Posted by
drpete on Tuesday, November 10, 2009 2:03:24 PM
CNN reports
here that golf balls are "humanity's signature litter".

Just in the United States alone, there are 300,000,000 golf balls lost each year. And it takes between 100 and 1,000 years for a ball to biodegrade. Moreover, in the core of the ball are harmful chemicals which, when released, can harm both flora and fauna.
Now, I've been an active supporter of both the
First Tee Program for kids and the
Wounded Warrior Project for wounded veterans and their families. Sorry, kids and sorry war heroes, I've gotta rethink here. We may well be endangering or injuring some snail darters and seaweed. Maybe, we need to at least mitigate the devastation by going to
treehugger.com to begin using biodegradable tees and balls.
Golfers could also contribute toward saving and sustaining the planet by leaving 13 clubs in the garage, and playing solely with a putter. Studies show that fewer balls are lost and fewer golfers are able to tee off since a typical putter-only round takes 11 hours to complete. Both the strategy and the unintended consequence result in fewer lost balls in the global aggregate.

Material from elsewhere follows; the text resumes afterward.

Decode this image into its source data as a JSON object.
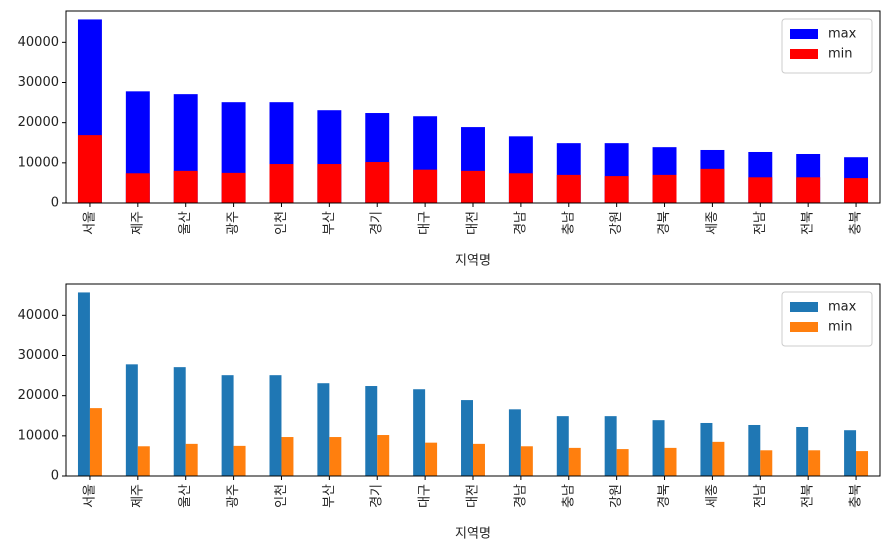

I beg for some brainstorming about this
crisis. If guys don't go out with their buddies to engage in sports, we can assume that birth rates will increase and we could face a population-bomb
crisis. If guys get discouraged with golf and switch to tennis, this will result in a precipitous increase in CO
2 exhalation per player per hour, and the global-warming
crisis will be ever-more exascerbated. If golf-course revenues are seriously hurt, many might close and revert to being cow pastures. Uh-oh, worsening the precipitous methane
crisis. Algore alert!
Postscript!! Shortly after publishing the above, I tuned in to the Rush Limbaugh Program, and he started talking about this. Dr. Roy Spencer, Climatologist at the University of Alabama at Huntsville, emailed Rush to inform that zinc -- the alleged dangerous chemical element in golfball cores -- is 95% of the content in a penny. And 400,000,000 pennies are lost each year. Now I could see that as justification for doing nothing about my golf game (such that it is) and golf charity. But, that's not how I am. I just want to add the admonition to my fellows that we avoid using pennies as ball markers.